Pengembangan kawasan Ranu Pani dikerjasamakan dengan
Kementerian Desa untuk pembangunan infra
struktur. Sedangkan penggerukan Ranu
Pani dikerjasamakan dengan Kementerian BUMN.
Penggerukan Ranu Pani harus dilakukan untuk mengembalikan Ranu Pani
menjadi 8 hektar dan kedalaman 25 meter.
Saat ini luas Ranu Pani menyusut hanya menyisakan 4 hektar saja. Dibantu oleh Bank BRI yang akan menyediakan dana
sebersar 7,5 milyar rupiah. Juga
dilakukan Perjanjian Kerja Sama (PKS) dengan Taman Nasional Bromo Tengger
Semeru (TNBTS).
Masalah kemacetan di Kecamatan Klakah dan Ranuyoso hanya
bisa diatasi dengan pelebaran jalan.
Tetapi, pada Musyawarah Rencana Pembangunan (Musrengbang) Provinsi diajukan pembangunan Jalan Tol. Ternyata disetujui oleh Presiden dan sudah
dikeluarkan Perpres untuk pembangunan Jalan Tol Probolinggo – Lumajang dengan
anggran sebesar 4,7 trilyun. Salah satu
masalah, yaitu konektivitas dapat segera diatasi.
Isu Strategis: Kesiapan Pemerintah Daerah dan Sumber Daya Manusia untuk
Pariwisata Berjelanjutan (Sustainable
Tourism) (Ary S. Suhandi – INDECON dan Wakil Ketua ASEAN Ecotourism Forum)
Moderator: Apa yang dimaksud dengan pariwisata
berkelanlutan? Bagaimana kesiapan SDM untuk menanggapi isu pariwisata
berkelanjutan?
INDECON berdiri sejak tahun 1995 (saat ini berumur 25
tahun). Hasil dengan pendapat dengan
Bupati Lumajang menghasilkan kesepakatan bahwa Temu Jaringan Indecon (TJI) 2020
yang akan diselenggarakan pada Bulan September 2020 akan diselenggarakan di
Kabupaten Lumajang, tepatnya di Kawasan TNBTS.
Saat ini, kunjugan wisatawan terbanyak ke Indonesa adalah
dari China. Dengan destinasi favorit
adalah Bali dan Manado. Sehingga,
kesiapan pemandu bekemampuan Bahasa Tionghoa menjadi keharusan.
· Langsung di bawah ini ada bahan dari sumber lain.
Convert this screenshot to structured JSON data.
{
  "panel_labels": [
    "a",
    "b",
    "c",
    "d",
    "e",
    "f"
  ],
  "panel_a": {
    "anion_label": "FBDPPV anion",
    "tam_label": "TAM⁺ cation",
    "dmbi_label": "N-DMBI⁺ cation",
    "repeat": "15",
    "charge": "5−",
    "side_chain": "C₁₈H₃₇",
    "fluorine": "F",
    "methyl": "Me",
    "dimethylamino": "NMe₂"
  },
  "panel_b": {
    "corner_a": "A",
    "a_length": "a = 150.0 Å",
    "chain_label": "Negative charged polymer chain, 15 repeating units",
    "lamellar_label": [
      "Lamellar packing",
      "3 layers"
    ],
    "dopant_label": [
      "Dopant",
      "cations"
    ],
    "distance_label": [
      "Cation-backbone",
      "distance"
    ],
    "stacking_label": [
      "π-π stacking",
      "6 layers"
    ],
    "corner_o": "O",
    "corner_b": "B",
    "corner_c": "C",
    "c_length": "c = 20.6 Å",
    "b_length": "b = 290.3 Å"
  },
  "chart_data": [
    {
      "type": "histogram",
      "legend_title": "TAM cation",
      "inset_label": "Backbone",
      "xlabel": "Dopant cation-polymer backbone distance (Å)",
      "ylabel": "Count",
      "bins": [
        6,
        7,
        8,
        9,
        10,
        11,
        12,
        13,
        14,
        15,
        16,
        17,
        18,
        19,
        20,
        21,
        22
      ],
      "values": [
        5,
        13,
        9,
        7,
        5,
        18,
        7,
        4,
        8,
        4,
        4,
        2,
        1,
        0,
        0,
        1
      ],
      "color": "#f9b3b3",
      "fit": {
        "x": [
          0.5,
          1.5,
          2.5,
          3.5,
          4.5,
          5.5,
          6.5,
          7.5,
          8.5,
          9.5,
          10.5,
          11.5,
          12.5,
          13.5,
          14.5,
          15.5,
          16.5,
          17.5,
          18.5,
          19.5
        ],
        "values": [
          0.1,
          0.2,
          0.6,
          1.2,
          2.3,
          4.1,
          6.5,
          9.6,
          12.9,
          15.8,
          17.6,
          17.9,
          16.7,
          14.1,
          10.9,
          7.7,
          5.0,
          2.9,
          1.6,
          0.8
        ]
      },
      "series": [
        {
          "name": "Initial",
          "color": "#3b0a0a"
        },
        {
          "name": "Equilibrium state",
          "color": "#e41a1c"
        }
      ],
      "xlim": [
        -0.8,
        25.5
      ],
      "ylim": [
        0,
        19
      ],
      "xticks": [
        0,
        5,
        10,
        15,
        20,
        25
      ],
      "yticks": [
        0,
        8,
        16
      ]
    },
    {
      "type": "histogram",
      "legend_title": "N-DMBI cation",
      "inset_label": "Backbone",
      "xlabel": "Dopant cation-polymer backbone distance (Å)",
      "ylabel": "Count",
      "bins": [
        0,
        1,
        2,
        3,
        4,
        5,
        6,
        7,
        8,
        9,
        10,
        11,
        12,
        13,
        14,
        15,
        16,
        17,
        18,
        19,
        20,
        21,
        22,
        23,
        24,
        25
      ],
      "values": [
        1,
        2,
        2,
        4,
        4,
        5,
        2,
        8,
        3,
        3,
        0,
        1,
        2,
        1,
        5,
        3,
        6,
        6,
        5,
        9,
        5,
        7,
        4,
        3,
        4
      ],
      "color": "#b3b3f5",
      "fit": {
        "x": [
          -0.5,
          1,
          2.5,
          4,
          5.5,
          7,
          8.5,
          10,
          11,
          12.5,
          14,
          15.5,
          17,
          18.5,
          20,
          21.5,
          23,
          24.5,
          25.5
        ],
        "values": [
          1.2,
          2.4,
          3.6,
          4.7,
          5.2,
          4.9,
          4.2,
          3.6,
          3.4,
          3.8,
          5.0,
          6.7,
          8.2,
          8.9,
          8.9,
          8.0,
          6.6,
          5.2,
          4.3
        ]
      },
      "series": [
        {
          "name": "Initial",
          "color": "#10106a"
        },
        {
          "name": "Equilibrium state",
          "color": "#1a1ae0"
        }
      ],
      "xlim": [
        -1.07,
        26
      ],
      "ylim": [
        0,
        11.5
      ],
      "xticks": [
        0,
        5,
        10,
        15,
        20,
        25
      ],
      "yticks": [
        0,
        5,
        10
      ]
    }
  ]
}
Ekowisata bukan hanya berorientasi pada uang dan jumlah
kunjungan saja. Tetapi juga harus
memperhitungkan mengenai daya dukung lingkungan dan dampak dari aktivitas
pariwisata.
Aktivitas pariwisata di Gunung Bromo (TNBTS) sudah terlalu
padat, sehingga pengembangan pariwisata di Kabupaten Lumajang perlu memikirkan
alternatif lain. Tetapi, hasil pemikiran
dari Pemerintah Kabupaten Lumajang cukup cerdas karena akan mengembangkan pariwisata
berbasis alam dan pertanian.
Ekowisata harus menerapkan prinsip keseimbangan atara
ekonomi dan ekologi. Sehingga, bukan
saha pembangunan ekonomi tetapi juga pengelolaan sumber daya alam yang
berkelanjutan. Ekowisata harus bisa
memberikan nilai tambah pada masyarakat dan alam. Sudah direncanakan dan dikerjakan oleh
Pemerintah Kabupaten Lumajang.
Pengembangan nilai tambah produk pariwisata melalui home stay, kuliner, dan sinergitas dengan indutri pariwisata
(transportasi, jasam dan lain-lain) harus semakin ditingkatkan.
Hutan Bambu Sumber Mujur bisa naik kelas dan menjadi
destinasi senilai USD 5.000 atau sekitar 75 juta rupiah. Caranya dengan dilakukan zonasi dan pengayaan
aktivitas lain seperti galeri lukis dan fotografi.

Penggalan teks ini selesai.